In both Jonathan and Mina’s diary entries, their dreams are described as lifelike, Jonathan calling the dream “so real that now, sitting here in the broad, full sunlight of the morning, I cannot in the least believe that it was all sleep” (44). These dreams seem so real because they are Vampires manipulating their victim’s perceptions of reality and their actions, so as to prey on them. I think that this representation of Vampires as manipulating victims in their sleep allowed Victorian characters to maintain the purity of innocence in their seduction, while also allowing for allusions to sexuality and fears of the night. Lucy’s dreams caused her to sleepwalk, going places she would never normally go during the night and allowing herself to be fed on by Dracula in her altered state of mind. By removing Lucy’s will and allowing vampires to manipulate their victims in their dreams, vampires become even more powerful. This also creates the contrast between the typically peaceful image of dying in one’s sleep and the violence of being bitten and attacked by a vampire.

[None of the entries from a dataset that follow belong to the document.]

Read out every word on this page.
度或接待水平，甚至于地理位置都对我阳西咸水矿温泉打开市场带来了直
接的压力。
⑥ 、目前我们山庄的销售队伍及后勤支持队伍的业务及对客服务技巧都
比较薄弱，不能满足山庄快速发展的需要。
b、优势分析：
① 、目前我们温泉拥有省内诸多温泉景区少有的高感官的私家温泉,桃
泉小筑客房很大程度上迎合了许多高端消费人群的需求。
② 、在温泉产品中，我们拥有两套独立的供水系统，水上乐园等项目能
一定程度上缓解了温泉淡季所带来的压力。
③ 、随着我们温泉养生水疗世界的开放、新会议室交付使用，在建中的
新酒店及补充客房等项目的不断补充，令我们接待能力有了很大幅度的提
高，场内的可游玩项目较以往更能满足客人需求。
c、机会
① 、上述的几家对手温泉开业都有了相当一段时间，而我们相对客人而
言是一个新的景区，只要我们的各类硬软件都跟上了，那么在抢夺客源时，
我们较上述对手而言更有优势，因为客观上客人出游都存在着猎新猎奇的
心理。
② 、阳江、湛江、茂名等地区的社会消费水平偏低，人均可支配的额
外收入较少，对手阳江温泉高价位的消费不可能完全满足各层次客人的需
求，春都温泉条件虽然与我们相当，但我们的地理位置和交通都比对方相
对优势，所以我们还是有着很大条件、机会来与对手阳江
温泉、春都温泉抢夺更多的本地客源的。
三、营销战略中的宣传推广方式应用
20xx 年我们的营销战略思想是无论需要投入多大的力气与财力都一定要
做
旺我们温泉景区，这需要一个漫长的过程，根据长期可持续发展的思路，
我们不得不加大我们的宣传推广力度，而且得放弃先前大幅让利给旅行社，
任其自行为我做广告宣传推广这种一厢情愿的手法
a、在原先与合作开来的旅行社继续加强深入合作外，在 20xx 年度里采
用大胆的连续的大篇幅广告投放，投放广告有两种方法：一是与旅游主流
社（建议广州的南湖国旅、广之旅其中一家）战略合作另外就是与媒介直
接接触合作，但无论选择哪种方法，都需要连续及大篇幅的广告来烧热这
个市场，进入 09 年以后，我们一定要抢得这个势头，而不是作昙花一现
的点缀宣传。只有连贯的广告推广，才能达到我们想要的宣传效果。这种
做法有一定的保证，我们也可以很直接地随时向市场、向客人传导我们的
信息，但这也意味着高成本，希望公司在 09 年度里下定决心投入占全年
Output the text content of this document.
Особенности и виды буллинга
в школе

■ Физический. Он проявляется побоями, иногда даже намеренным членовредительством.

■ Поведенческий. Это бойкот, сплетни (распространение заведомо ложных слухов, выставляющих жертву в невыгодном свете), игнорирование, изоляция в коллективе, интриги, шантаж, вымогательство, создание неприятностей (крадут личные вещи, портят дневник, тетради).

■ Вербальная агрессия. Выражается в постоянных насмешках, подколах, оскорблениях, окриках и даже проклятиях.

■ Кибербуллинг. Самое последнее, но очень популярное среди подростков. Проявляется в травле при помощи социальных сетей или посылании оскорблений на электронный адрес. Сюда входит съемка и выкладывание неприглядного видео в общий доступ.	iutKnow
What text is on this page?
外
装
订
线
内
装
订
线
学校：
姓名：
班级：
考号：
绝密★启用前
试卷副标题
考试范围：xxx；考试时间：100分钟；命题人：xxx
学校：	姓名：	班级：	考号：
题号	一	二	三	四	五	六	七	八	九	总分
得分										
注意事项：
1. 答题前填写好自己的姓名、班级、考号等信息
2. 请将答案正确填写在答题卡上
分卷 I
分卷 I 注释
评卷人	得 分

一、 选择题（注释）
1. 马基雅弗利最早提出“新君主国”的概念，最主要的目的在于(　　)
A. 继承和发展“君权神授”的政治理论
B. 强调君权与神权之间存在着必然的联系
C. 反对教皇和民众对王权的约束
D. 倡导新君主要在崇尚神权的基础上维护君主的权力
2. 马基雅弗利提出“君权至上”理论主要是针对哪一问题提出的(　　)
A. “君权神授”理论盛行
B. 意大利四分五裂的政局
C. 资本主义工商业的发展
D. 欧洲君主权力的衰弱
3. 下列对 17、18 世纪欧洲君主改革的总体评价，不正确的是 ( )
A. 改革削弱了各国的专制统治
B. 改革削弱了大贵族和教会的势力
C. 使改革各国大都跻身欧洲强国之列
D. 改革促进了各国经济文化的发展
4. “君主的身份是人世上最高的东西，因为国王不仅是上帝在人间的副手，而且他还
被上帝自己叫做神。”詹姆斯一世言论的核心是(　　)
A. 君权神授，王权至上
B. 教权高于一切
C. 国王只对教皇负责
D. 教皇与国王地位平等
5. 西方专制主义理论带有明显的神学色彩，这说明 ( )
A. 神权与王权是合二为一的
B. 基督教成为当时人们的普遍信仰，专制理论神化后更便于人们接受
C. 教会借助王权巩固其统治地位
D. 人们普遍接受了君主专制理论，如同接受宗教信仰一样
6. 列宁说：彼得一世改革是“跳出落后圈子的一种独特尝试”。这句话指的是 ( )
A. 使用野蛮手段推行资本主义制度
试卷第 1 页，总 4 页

In all of these cases, the victims lack control while they are dreaming, as Mina says she is “powerless to act” (275). As there are such sexual connotations to the exchange of blood in this novel, and as vampires are hypersexualized with their youth, beauty, and reliance on seduction to lure in victims, I think the powerlessness of the victims allows these characters to be viewed as innocent and pure in the sexualized encounter with a vampire. Where the Victorian era emphasized sexual purity so heavily, this total lack of awareness and control by victims could ease the fear that they may be made impure by their interactions with vampires.